This picture of 95-year-old legendary clubkid Zelda Kaplan was taken yesterday at the Joanna Mastroianni fashion show just minutes before she died as the second model took the runway. As Riley K (no relation), who sent this to me, said: Now THAT, ladies & gents, is how you make an EXIT!
Ruth Finley was sitting next to Zelda at the show and told The Washington Post that she suddenly slumped over. Ruth thought that Zelda fainted and didn’t know at the time that her spirit was floating on to the great big front row in the sky. After Zelda slumped over, two men carried her away and she was pronounced dead at the hospital. The show still went on and those who knew Zelda say that’s what she would’ve wanted, because she lived and died for fashion.

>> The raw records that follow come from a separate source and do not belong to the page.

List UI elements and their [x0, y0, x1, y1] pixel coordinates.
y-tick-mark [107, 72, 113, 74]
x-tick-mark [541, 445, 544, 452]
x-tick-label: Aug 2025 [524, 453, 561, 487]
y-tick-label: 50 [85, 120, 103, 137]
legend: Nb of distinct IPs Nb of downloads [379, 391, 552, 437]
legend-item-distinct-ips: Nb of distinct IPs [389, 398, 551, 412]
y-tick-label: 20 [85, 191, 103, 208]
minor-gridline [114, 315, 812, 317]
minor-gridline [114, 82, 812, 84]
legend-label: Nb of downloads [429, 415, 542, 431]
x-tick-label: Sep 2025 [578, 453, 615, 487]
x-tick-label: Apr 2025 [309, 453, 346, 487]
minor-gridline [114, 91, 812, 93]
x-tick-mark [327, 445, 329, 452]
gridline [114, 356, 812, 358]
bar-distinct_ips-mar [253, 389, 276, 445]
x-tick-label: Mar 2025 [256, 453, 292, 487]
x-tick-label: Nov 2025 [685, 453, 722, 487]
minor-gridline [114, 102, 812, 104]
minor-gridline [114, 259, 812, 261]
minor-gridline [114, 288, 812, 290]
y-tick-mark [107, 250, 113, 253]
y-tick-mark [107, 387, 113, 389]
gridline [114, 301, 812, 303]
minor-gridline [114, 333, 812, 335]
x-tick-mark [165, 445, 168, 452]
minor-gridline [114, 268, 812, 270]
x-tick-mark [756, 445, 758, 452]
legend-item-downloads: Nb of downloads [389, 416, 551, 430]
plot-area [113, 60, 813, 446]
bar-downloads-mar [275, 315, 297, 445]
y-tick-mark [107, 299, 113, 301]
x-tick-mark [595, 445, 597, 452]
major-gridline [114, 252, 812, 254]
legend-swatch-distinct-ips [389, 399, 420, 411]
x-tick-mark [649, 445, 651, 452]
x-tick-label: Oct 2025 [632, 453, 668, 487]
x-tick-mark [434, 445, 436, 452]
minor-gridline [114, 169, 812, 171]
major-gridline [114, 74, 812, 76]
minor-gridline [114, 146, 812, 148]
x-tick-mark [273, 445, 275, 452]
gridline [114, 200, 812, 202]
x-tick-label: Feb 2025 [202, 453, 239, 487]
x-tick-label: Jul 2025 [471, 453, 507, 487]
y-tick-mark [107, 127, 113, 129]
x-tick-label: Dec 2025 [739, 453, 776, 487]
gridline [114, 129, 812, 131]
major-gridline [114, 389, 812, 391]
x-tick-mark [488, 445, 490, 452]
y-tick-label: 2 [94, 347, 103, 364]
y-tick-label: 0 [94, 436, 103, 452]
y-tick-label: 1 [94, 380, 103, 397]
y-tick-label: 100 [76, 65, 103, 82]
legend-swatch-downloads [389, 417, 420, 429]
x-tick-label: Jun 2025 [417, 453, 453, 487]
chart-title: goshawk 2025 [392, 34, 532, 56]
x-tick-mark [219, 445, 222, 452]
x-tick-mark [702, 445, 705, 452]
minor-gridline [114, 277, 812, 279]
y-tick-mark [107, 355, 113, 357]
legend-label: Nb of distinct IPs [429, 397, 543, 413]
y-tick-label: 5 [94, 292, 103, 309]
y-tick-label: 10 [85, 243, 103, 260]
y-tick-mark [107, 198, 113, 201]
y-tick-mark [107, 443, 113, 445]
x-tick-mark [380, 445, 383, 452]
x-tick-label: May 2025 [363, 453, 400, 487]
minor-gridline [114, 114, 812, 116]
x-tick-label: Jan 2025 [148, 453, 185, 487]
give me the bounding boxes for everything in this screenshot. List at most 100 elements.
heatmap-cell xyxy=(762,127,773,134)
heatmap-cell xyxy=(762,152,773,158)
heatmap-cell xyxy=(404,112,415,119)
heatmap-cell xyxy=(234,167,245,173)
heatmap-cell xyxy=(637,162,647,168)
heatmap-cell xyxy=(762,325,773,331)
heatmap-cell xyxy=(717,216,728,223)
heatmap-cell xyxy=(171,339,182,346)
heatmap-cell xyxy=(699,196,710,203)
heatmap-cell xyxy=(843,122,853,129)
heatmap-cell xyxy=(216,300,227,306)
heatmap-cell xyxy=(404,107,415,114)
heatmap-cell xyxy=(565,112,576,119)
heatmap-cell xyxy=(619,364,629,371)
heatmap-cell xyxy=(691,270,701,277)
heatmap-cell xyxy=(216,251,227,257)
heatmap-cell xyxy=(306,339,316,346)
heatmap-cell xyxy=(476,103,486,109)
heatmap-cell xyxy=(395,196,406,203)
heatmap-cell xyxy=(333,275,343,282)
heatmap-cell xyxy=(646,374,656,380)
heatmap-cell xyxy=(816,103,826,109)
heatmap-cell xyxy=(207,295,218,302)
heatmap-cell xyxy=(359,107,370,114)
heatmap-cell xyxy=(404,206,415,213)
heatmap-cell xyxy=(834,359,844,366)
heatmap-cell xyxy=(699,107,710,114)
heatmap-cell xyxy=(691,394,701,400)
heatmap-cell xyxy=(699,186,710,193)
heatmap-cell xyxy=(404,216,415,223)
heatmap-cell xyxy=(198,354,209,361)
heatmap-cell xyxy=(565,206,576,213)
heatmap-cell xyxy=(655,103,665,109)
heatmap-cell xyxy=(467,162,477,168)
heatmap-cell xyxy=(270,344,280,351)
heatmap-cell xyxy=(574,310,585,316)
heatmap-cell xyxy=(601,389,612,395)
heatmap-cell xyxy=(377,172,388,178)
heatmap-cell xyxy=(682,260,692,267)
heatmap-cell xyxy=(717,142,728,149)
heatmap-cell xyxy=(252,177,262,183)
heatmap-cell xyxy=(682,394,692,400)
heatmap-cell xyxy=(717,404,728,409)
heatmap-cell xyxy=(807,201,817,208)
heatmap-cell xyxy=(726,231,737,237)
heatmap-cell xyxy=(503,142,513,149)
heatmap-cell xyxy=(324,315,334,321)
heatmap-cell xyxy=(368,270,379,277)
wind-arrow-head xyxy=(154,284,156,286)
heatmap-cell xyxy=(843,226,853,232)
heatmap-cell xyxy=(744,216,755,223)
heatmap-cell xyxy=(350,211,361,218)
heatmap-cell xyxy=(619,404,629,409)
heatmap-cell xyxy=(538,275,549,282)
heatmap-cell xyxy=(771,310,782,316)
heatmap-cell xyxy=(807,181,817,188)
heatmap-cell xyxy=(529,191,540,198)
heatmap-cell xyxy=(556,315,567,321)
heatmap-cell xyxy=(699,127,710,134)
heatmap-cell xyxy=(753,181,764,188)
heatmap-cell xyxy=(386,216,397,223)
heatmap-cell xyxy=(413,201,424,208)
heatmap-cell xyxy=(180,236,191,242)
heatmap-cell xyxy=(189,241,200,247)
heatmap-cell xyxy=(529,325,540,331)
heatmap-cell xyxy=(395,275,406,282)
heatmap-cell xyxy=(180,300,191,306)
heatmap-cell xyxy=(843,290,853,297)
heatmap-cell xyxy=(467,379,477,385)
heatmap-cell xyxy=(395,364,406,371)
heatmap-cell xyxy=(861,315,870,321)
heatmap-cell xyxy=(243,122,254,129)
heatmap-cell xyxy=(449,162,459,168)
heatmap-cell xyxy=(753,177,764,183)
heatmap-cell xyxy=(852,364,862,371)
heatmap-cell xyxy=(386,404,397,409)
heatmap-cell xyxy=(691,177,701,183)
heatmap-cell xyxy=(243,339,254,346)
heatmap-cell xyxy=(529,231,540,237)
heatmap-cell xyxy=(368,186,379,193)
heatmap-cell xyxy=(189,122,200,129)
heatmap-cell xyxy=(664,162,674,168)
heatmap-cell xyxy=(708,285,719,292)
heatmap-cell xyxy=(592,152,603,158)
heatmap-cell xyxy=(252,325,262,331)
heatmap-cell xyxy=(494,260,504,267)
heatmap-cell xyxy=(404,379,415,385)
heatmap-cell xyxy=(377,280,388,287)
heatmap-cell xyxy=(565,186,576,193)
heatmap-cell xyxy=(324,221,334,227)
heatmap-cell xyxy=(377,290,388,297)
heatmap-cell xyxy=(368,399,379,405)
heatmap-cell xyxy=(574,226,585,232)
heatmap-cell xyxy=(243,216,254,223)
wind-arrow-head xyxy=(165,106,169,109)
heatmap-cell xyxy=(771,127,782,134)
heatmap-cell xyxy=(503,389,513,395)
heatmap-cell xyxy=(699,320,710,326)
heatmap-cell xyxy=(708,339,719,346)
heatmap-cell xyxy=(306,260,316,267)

Zelda grew up in New Jersey and was a housewife from the 50s to the 60s. When Zelda moved to NYC in the 60s, she went from housewife to party girl. Zelda went out almost every night to all sorts of events, only drank champagne and didn’t get up before 2pm. When Zelda wasn’t doing humanitarian work in Africa, she was poppin’ her pussy on the dance floor next to Amanda Lepore and other clubkids.
Some people say that they want to die in a bed of white cotton sheets while surrounded by their weeping family and friends, but fuck that. Zelda showed us how it’s really done by dying while doing what she loved. That’s why I want to die with a Zinger (or a peen, I’m not too picky) in my mouth while writing the words “this stupid bitch” in a blog post about a stupid bitch.
Rest in peace, Zelda. You’re now in up heaven, out-partying the angels.